Let’s be clear what we’re talking about here: a situation in which a gay married couple or a gay couple about to get married seeks some good or service as a couple and is refused that good or service on the grounds that the provider objects to gay marriage (not gay people) for religious reasons. The gay couple nevertheless wants to force the transaction by seeking some legal remedy under a state antidiscrimination law that (a) applies to the transaction and (b) is not already subject to an exemption for religious objectors. I have found no reported cases so far in which all these conditions were present. But that doesn’t mean they won’t ever happen. It is for dealing with such cases that we are seeing proposals for special religious-liberty exemptions that apply to the provision of goods or services related to a gay marriage or to the status of being in a gay marriage.
Culhane’s proposal for dealing with what seems likely to be a very rare confrontation will not please purists on either side, who really want maximum cultural conflict over this issue. On the pro-SSM side, some will insist that allowing a florist to put up a “no gay couples” sign is repugnant, even if the florist in fact is required not to discriminate. To them it would be akin to inviting Ollie’s BBQ to put up a sign saying “no colored folks — but the law requires us to serve you anyway.” On the anti-SSM side, some will insist that the signs are just window-dressing, provide no legal protection, and may expose business owners to even more litigation by advertising their aversion to gay marriage.
But if, as I suspect, (1) gay couples will generally not want to work with business owners who make it plain that they object to same-sex marriages, and (2) only the most sincerely and deeply religious objectors would put up such a sign, the number of religious-liberty legal confrontations over SSM ceremonies should be reduced.
The potential difficulty with Culhane’s proposal is that it might be too clever and subtle to work politically.

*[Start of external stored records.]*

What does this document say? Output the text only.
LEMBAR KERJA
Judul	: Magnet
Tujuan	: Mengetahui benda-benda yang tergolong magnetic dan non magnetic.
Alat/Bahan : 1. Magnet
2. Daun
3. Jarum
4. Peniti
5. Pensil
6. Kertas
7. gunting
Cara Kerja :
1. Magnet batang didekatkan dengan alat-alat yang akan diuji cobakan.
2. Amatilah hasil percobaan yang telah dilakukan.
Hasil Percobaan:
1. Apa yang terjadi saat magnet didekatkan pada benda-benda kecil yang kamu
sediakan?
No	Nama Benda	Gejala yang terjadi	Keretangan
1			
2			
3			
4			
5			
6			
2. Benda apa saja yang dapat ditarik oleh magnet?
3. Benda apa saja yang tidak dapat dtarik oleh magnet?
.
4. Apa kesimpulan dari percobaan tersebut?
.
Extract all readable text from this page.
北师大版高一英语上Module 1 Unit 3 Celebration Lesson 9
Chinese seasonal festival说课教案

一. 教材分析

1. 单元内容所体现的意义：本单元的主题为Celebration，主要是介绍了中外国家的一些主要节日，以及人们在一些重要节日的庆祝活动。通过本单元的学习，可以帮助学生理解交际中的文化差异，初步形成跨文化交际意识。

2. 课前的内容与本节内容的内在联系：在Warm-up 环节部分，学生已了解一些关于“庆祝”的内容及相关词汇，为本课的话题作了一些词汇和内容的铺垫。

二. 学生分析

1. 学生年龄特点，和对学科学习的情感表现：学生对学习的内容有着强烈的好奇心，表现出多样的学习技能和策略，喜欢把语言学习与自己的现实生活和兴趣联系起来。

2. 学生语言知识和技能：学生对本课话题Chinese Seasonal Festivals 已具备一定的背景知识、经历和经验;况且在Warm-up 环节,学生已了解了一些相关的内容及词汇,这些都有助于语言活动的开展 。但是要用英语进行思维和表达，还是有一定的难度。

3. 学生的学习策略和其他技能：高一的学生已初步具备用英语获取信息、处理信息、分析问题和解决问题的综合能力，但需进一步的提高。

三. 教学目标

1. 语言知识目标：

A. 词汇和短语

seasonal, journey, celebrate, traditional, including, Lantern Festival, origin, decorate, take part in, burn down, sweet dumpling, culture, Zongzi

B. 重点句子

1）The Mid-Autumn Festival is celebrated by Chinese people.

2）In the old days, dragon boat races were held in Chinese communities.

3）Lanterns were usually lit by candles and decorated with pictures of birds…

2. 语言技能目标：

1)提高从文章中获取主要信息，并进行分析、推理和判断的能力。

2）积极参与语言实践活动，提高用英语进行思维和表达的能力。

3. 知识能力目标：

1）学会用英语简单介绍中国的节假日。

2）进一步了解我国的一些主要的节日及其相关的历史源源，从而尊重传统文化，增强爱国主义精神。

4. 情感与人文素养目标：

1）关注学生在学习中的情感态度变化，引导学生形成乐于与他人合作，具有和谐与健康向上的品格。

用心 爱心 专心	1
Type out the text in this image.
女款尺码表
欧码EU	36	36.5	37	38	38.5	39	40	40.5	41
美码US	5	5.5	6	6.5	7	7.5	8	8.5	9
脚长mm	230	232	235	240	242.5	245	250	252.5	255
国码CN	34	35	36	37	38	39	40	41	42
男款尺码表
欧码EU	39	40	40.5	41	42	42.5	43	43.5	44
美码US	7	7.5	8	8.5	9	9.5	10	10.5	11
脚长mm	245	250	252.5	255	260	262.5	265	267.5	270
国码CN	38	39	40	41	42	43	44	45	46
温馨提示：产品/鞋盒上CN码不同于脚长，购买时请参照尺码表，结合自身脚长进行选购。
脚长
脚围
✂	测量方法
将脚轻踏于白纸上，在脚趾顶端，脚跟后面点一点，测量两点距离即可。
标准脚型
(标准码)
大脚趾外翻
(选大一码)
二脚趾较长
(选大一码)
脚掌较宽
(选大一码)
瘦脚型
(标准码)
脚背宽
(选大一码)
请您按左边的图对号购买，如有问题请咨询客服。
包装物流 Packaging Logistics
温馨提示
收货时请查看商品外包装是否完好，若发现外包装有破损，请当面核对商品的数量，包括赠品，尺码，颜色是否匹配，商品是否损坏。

How do you sell the idea that a business owner has a right to put up a sign but no right to act on the message in the sign?
An alternative would be to include a specific religious-liberty exemption in SSM laws but require the sign display (“no gay couples”) as a condition of being protected by the exemption. This should also reduce litigation, for the same reasons discussed above. Only the serious culture warriors will force the issue. I suppose there might be a First Amendment objection to requiring the sign display as a condition for getting the protection of the exemption. But since the exemption itself is not constitutionally required, that would be a complicated and doubtful claim.
I’m open to either alternative in principle, since in my view there is very little legal or experiential justification for special religious-liberty carve-outs in laws authorizing SSM, but some accommodation may be necessary politically to assuage SSM moderates in state legislatures and in referenda.